Key Determinants of SARS-CoV-2 Testing Among Symptomatic Individuals During the Second Wave in Uttar Pradesh, India: An Analysis From Two Districts

Cureus. 2024 Oct 18;16(10):e71784. doi: 10.7759/cureus.71784. eCollection 2024 Oct.

Abstract

Introduction: The COVID-19 epidemic caused significant disruptions worldwide, particularly in healthcare systems. India's second wave, driven by the Delta variant in 2021, severely affected healthcare capacity, leading to resource shortages and healthcare service disruptions. In this context, understanding the factors influencing SARS-CoV-2 testing is crucial for improving public health responses. This study investigates testing determinants in Uttar Pradesh, India, using Andersen's Behavioral Model of Health Services Use.

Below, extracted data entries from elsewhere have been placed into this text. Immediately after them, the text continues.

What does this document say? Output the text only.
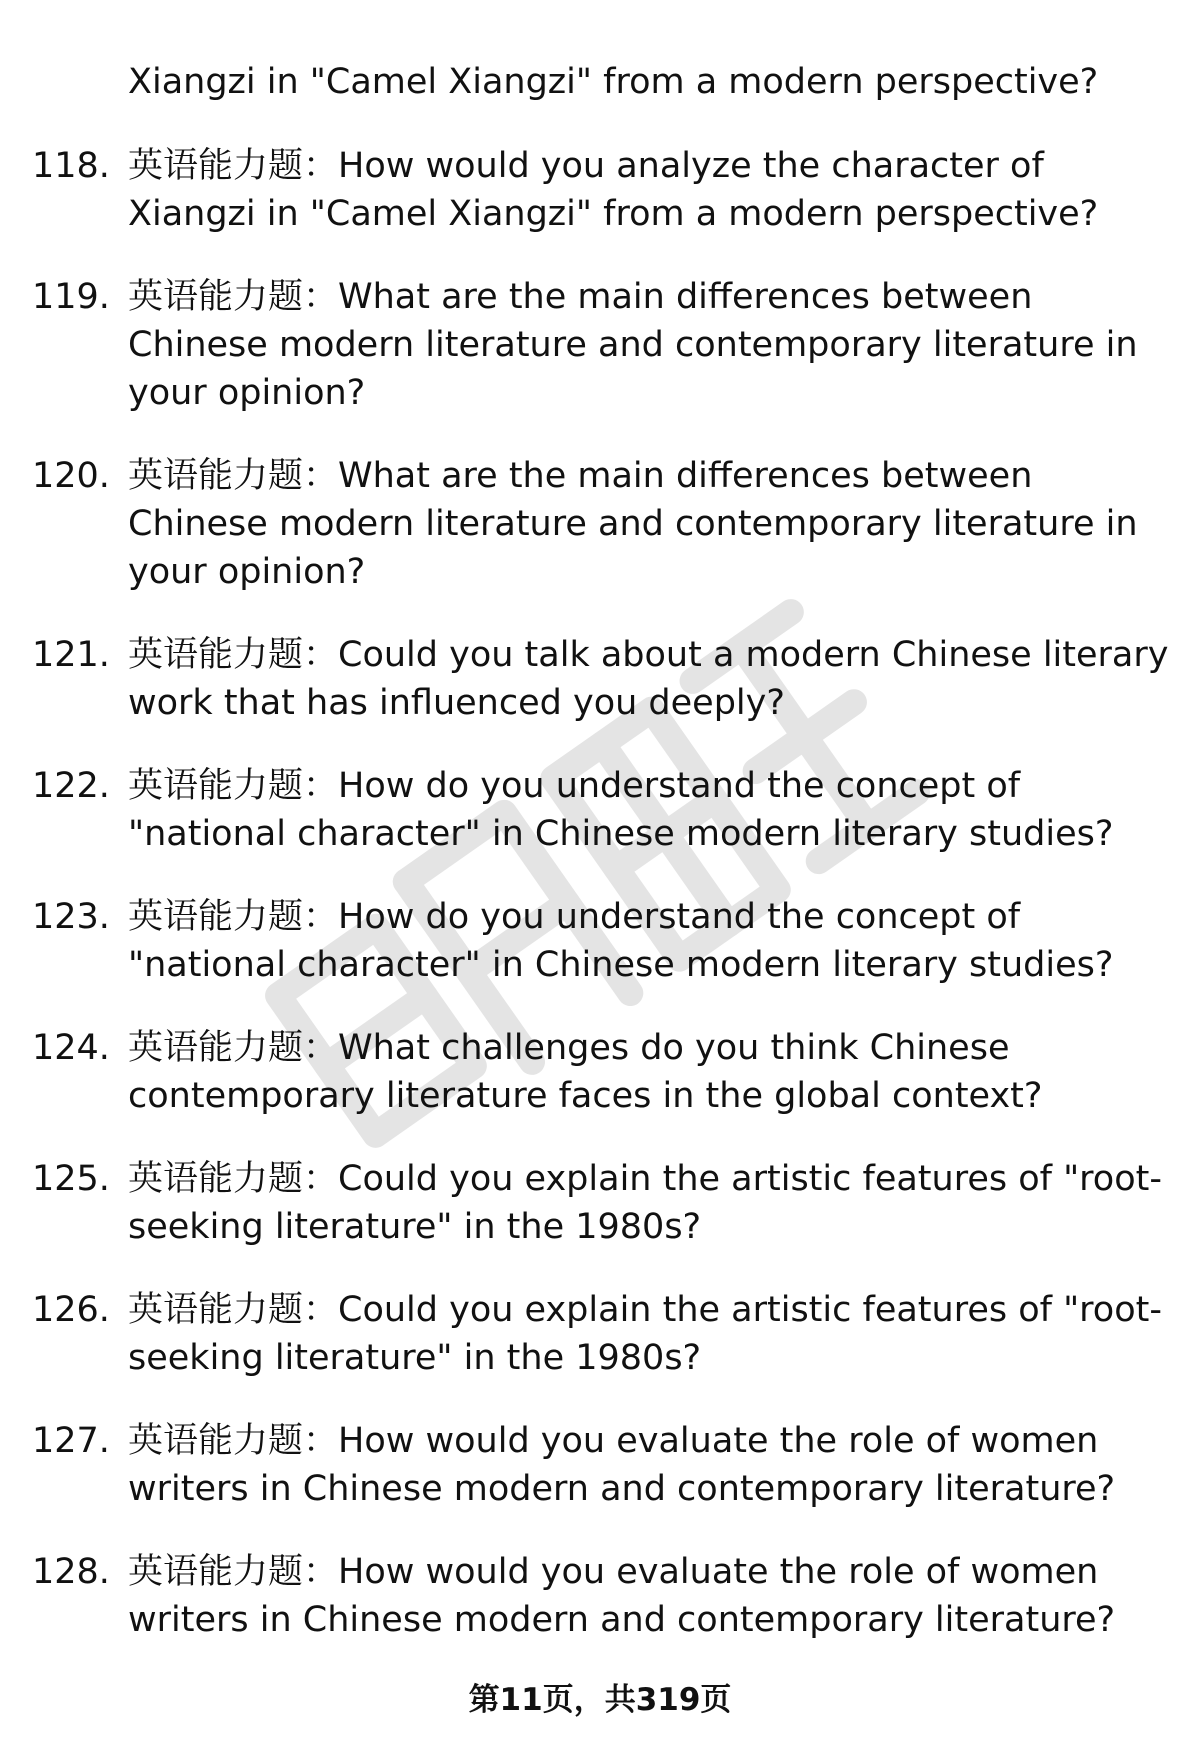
Xiangzi in "Camel Xiangzi" from a modern perspective?
118. 英语能力题：How would you analyze the character of Xiangzi in "Camel Xiangzi" from a modern perspective?
119. 英语能力题：What are the main differences between Chinese modern literature and contemporary literature in your opinion?
120. 英语能力题：What are the main differences between Chinese modern literature and contemporary literature in your opinion?
121. 英语能力题：Could you talk about a modern Chinese literary work that has influenced you deeply?
122. 英语能力题：How do you understand the concept of "national character" in Chinese modern literary studies?
123. 英语能力题：How do you understand the concept of "national character" in Chinese modern literary studies?
124. 英语能力题：What challenges do you think Chinese contemporary literature faces in the global context?
125. 英语能力题：Could you explain the artistic features of "root-seeking literature" in the 1980s?
126. 英语能力题：Could you explain the artistic features of "root-seeking literature" in the 1980s?
127. 英语能力题：How would you evaluate the role of women writers in Chinese modern and contemporary literature?
128. 英语能力题：How would you evaluate the role of women writers in Chinese modern and contemporary literature?
第11页，共319页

Methodology: We chose Lucknow and Sitapur districts in Uttar Pradesh based on the number of SARS-CoV-2 tests conducted per million people during the second wave of the epidemic. We conducted a cross-sectional study and surveyed 675 consenting respondents aged 18 and above from both districts. These respondents reported experiencing at least three COVID-19 symptoms between March and June 2021 (the second wave in the state). The survey was conducted face-to-face using a structured questionnaire on an electronic device. We used multiple correspondence analysis (MCA) to identify underlying factors, which were then utilized in a logistic regression model to assess their impact on SARS-CoV-2 testing.

Results: The testing rate in Lucknow (281, 84.6%) was higher than in Sitapur (117, 34.1%) (P < 0.001). Urban residents had a higher likelihood of being tested (188, 75.8%) than rural residents (210, 49.2%) (P < 0.001). Males (213, 63.0%) were more frequently tested than females (185, 54.9%) (P = 0.032). Postgraduates had the highest testing rate (49, 89.1%) compared to those without formal education (73, 44.8%) (P < 0.001). Individuals in regular jobs were more likely to be tested (171, 67.1%) compared to homemakers (128, 51.2%) and laborers (72, 57.1%) (P = 0.004). Smaller households (<5 members) had higher testing rates (146, 69.9%) than larger ones (252, 54.1%) (P < 0.001). Those living closer to a facility were more frequently tested (90, 64.3%) compared to those farther away (61, 34.1%) (P < 0.001). Additionally, individuals with access to public transport had higher testing rates (294, 62.0%) compared to those without (104, 51.7%) (P = 0.013). Higher-income groups were more likely to be tested (14, 93.3%) than low-income individuals (39, 36.8%) (P < 0.001). Psychological factors such as ease of testing (285, 72.5%) vs. (71, 38.6%) and perceived likelihood of needing testing (312, 90.7%) vs. (78, 25.1%) were strong predictors (both P < 0.001). Logistic regression identified urban residency and education as key determinants (odds ratio [OR] = 2.00, P < 0.001).

Conclusions: This study identifies key sociodemographic, logistical, and psychological factors influencing SARS-CoV-2 testing during the second wave of COVID-19 in Uttar Pradesh, India. Addressing disparities in healthcare infrastructure, improving health literacy, and reducing psychological barriers are essential to enhancing public health responses in future pandemics. Expanding healthcare access in rural areas and targeted public health campaigns could help bridge the gap in testing utilization. Further research is needed to explore these factors longitudinally and in different regional contexts.

Keywords: andersen's behavioral model; covid-19; healthcare access; logistic regression; multiple correspondence analysis (mca); psychological barriers; sars-cov-2; testing; uttar pradesh.